Exerci sempre o meu direito de voto. É importante participar no acto que vai determinar quem nos governa. As pessoas desinteressam-se pela política ignorando que ao não votarem a sua vontade sai mais prejudicada. Gosto que as pessoas de Benfica do Ribatejo sintam e saibam que a junta de freguesia tem as portas abertas para as ajudar e servir. Valorizo essa ligação e esforço-me para que nada fique por resolver. Às vezes é difícil, faltam meios. Tenho o meu trabalho, no gabinete de apoio à vereação na Câmara de Almeirim, mas todos os dias vou à junta e faço atendimento.

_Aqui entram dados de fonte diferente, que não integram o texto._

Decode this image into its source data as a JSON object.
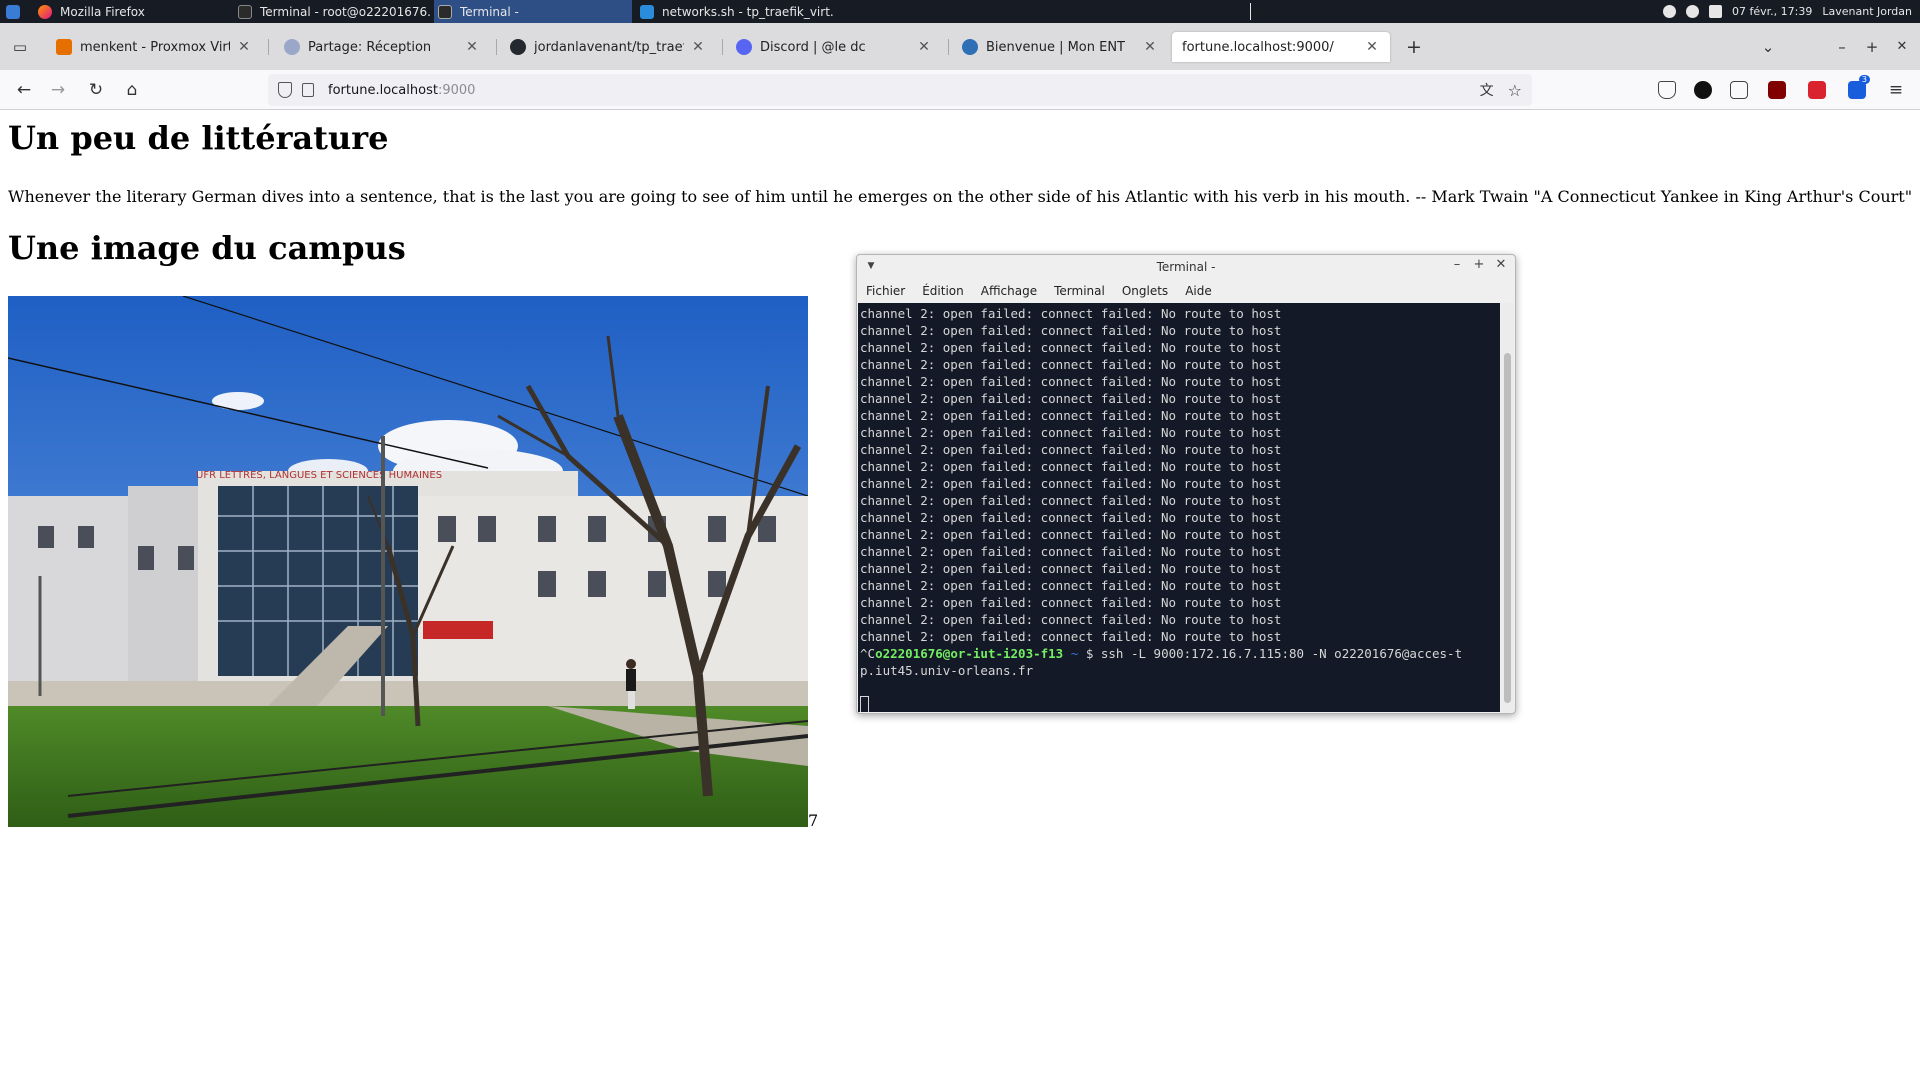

Se a tropa me fez crescer, ser presidente de junta ensinou-me a não desistir perante as dificuldades. Orgulho-me do percurso que tenho feito embora gostasse de deixar mais obra. Uma delas é o campo de futebol, que espero que um dia venha a ser realidade. Termos reconstruído uma ponte que estava em perigo, construído as casas mortuárias, a requalificação do centro de saúde, das escolas e do jardim-de-infância, deixa-me satisfeita.
O percurso político trouxe-me inimizades, mas prefiro valorizar as amizades que ganhei. Dou o meu número de telefone aos fregueses e atendo sempre, mesmo quando me ligam fora de horas. Também abro a porta de casa, mesmo que vão lá bater de madrugada, como já aconteceu. Isto é proximidade. Os presidentes de junta são muito mal pagos. Recebo 275 euros como presidente de junta. Este ordenado é quase um desincentivo; não é pelo dinheiro que recebemos que nos candidatamos. Se achamos que somos capazes devemos contribuir e dar algo de nós.

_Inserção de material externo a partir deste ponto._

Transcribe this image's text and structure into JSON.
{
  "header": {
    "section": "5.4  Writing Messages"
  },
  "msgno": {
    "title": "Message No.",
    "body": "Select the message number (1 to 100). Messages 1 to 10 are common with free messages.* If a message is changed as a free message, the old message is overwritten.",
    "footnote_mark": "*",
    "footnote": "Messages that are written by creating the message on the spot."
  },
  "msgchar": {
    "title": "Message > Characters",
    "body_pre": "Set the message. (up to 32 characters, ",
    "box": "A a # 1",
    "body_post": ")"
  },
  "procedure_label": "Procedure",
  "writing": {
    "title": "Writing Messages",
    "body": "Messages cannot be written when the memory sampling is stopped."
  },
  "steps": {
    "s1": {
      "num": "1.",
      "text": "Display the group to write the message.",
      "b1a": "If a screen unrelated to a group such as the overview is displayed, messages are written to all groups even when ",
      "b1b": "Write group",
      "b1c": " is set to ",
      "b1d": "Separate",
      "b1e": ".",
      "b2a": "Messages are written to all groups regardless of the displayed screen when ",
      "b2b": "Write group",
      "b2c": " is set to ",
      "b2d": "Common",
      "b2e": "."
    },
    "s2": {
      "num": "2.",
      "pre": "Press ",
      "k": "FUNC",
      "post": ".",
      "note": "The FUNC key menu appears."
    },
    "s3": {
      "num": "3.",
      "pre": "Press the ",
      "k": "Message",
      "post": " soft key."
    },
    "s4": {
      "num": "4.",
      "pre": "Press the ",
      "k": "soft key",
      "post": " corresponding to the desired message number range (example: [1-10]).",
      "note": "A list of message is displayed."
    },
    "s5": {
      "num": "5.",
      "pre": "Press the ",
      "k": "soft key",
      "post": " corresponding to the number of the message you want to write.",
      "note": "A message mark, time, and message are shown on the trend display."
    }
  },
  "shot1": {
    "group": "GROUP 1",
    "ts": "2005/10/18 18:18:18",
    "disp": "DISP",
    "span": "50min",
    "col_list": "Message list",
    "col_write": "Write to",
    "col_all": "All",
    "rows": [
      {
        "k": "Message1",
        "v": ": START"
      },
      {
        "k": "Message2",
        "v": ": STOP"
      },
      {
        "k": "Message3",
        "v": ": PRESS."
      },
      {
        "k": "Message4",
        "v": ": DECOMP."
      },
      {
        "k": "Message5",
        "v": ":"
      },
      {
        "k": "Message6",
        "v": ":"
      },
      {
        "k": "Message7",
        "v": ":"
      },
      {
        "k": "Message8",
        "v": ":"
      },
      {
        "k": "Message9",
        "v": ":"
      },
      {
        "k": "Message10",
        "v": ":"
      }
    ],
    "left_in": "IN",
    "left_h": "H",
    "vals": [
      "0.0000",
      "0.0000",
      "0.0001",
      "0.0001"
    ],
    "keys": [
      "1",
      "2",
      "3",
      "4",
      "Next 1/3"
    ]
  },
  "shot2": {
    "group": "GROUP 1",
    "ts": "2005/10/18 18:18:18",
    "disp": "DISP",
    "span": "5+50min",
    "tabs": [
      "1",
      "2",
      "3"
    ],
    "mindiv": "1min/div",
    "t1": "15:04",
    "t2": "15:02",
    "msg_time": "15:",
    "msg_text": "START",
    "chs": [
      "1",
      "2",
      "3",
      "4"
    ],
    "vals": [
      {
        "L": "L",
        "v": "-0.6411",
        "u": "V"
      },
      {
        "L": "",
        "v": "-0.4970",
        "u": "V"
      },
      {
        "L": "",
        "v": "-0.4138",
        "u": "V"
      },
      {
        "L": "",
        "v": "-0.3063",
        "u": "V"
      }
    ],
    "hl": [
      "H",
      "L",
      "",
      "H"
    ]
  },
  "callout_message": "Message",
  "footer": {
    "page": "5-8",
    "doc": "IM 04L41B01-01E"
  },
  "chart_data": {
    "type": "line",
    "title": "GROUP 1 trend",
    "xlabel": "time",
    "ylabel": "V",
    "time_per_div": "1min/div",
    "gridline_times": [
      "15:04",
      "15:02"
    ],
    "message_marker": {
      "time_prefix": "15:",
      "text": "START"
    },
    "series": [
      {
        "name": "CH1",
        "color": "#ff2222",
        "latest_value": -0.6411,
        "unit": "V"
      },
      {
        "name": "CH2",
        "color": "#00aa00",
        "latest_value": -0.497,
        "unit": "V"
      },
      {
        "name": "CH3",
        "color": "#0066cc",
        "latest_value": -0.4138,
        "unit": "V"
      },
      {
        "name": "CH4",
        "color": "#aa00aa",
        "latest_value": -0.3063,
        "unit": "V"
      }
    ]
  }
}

Estou a construir casa em Almeirim e não troco o meu concelho por outro. Aqui encontro a qualidade de vida que procuro. Nasci em Almeirim mas sempre morei em Benfica do Ribatejo. Gosto de sopa da pedra mas tiro o feijão para o lado. Sou boa cozinheira embora o meu marido cozinhe mais vezes. Ele é a pessoa que mais admiro no mundo; é extremamente inteligente e ponderado. Ser reservada faz os outros terem uma ideia errada acerca de mim. Passo por antipática, mas sou brincalhona com quem tenho confiança. A minha ideia de felicidade é estar com a minha família.